Ein Familienunternehmen entsteht
Das Haus von Surjaas Familie liegt an einem sanften Abhang, der zum Flüsschen Maniksari hinunterführt, wo die Reisfelder liegen. Oder genauer, wo sie vor den jüngsten Unwettern lagen. Hier leben in Rufdistanz zueinander 120 Familien in einfachen Häusern, die mit einem Netz von Trampelpfaden miteinander verbunden sind. Zwischen den Häusern stehen locker gepflanzte Fruchtbäume.
Surjaas Vater, der 50-jährige Hema Kumar, sagt: «Wir sind nicht gebildet. Wir müssen arbeiten.» Zusammen mit seiner Frau Nil Mala und andern Bauern des Weilers hat er im Jahr 2005 vom Brandfeldbau zur permanenten Kultur gewechselt. Es war ein erster Schritt weg von der Selbstversorgung hin zu einer Landwirtschaft, die sich am Markt orientiert und ein Einkommen bringt.
Helvetas hat die Bauernfamilien des Dorfes darin unterstützt, sich zu organisieren, die Anbaumethoden zu verbessern und gemeinsam bessere Preise für ihre Ernten zu erzielen.
Vor einigen Jahren wagten Hema und Nil einen zweiten Schritt und legten eine Baumschule an, in der sie auch Gemüsesetzlinge verkaufen. Die Baumschule wurde zu einem Erfolg. Schon im ersten Betriebsjahr konnten sie aus dem Gewinn die Hälfte von Surjaas Schulgebühren bezahlen.
Rückschlag und Neuanfang
Dann kam der heftigste Monsun seit Menschengedenken und mit ihm die Katastrophe des 13. Juni 2017. Drei Tage regnete es ununterbrochen. Die Böden sogen sich mit Wasser voll. Teile der Hänge kamen ins Rutschen. Häuser wurden verschüttet. Im Dorf starben neun Menschen, vier davon waren Mitglieder von Surjaas weitverzweigter Familie. Ihr Haus wurde nur leicht beschädigt. Doch Ausläufer der Schlammlawine und das Hochwasser deckten die Baumschule zu.

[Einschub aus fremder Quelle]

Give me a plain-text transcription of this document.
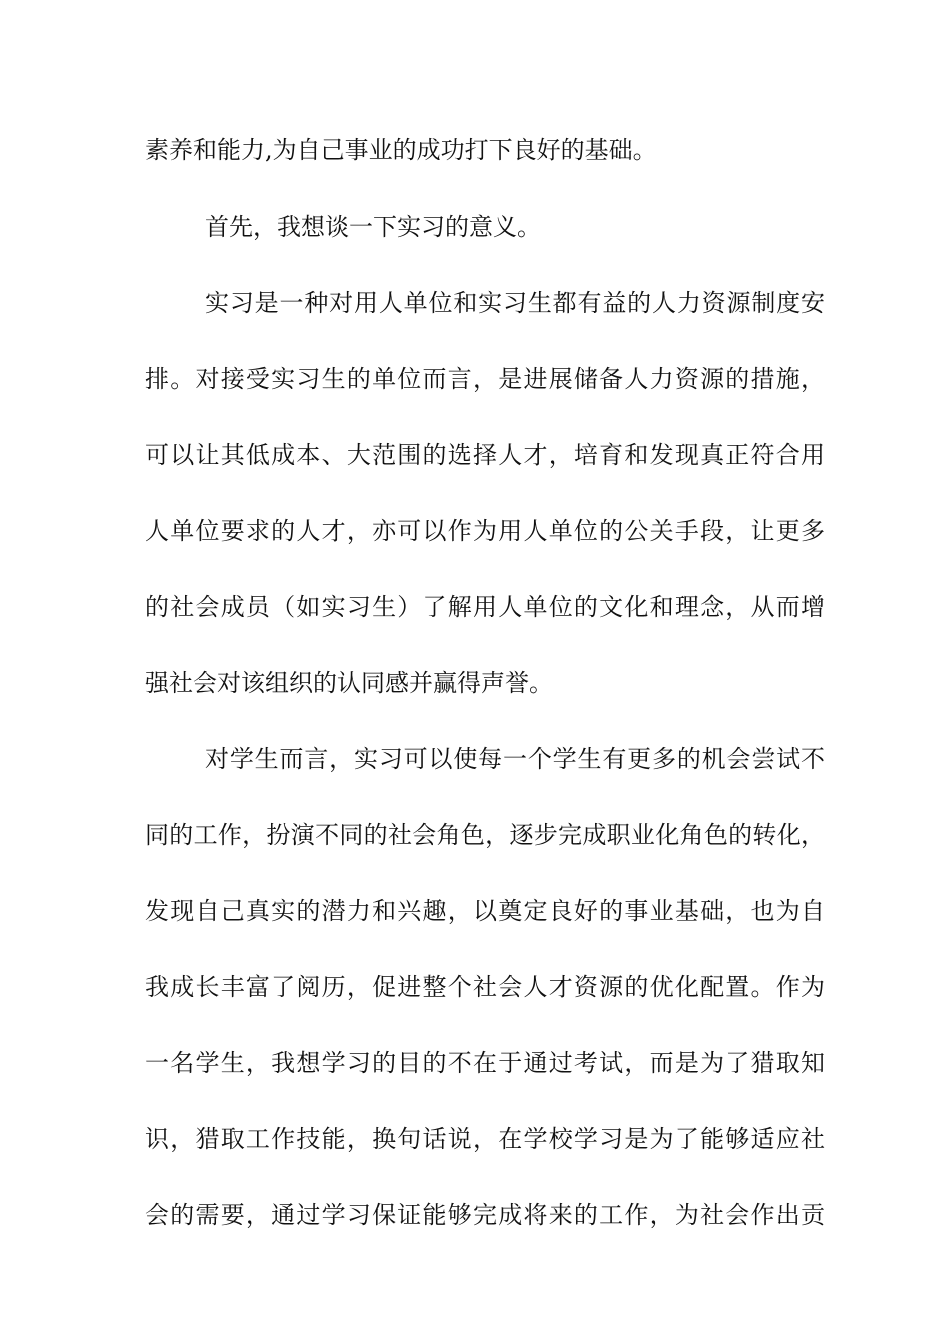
素养和能力,为自己事业的成功打下良好的基础。
首先，我想谈一下实习的意义。
实习是一种对用人单位和实习生都有益的人力资源制度安
排。对接受实习生的单位而言，是进展储备人力资源的措施，
可以让其低成本、大范围的选择人才，培育和发现真正符合用
人单位要求的人才，亦可以作为用人单位的公关手段，让更多
的社会成员（如实习生）了解用人单位的文化和理念，从而增
强社会对该组织的认同感并赢得声誉。
对学生而言，实习可以使每一个学生有更多的机会尝试不
同的工作，扮演不同的社会角色，逐步完成职业化角色的转化，
发现自己真实的潜力和兴趣，以奠定良好的事业基础，也为自
我成长丰富了阅历，促进整个社会人才资源的优化配置。作为
一名学生，我想学习的目的不在于通过考试，而是为了猎取知
识，猎取工作技能，换句话说，在学校学习是为了能够适应社
会的需要，通过学习保证能够完成将来的工作，为社会作出贡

Über das Gesicht des Vaters fällt ein Schatten, wenn er davon spricht. Doch als er eine Woche nach den Erdrutschen zum ersten Mal wieder in der Baumschule arbeitete, merkte er, dass nicht alles verloren war. Da waren noch Setzlinge, die aus der Schlammschicht herausragten. Hema und Nil machten sich sofort an die Arbeit.
Hema Kumar, Surjaas Vater
Mittlerweile haben Surjaas Eltern wieder begonnen, Setzlinge zu verkaufen. Eben haben sie einige Mangosetzlinge veredelt und für die nächste Pflanzsaison bereitgemacht.
Die Familie hält zusammen
Wenn die Eltern sich bemühen, den Kindern eine gute Ausbildung zu ermöglichen, geht es nicht nur um gutbezahlte Stellen, sondern vor allem um Würde. Wie in vielen andern Ländern geniessen die Bauern auch in Bangladesch wenig Respekt. Sie gelten als ungebildet, ungehobelt. Oft schlägt ihnen Überheblichkeit entgegen. Viele Eltern wollen, dass ihre Kinder diese Verachtung nie mehr erdulden müssen. Vater Hema sagt: «Meine Tochter wird weiterkommen, als wir es je waren. Und mein Stolz wird sie immer begleiten.»
Surjaa Chakma, Tochter
Surjaas Eltern haben keine Schule besucht. Vor einigen Jahren lehrte sie ihren Vater, den eigenen Namen zu schreiben. Jetzt muss er Dokumente, die ihn betreffen, nicht mehr mit dem Abdruck seines rechten Daumens unterzeichnen. Surjaa erzählt von diesem Sprung mit der gleichen Selbstverständlichkeit, wie sie von ihrem Studium erzählt.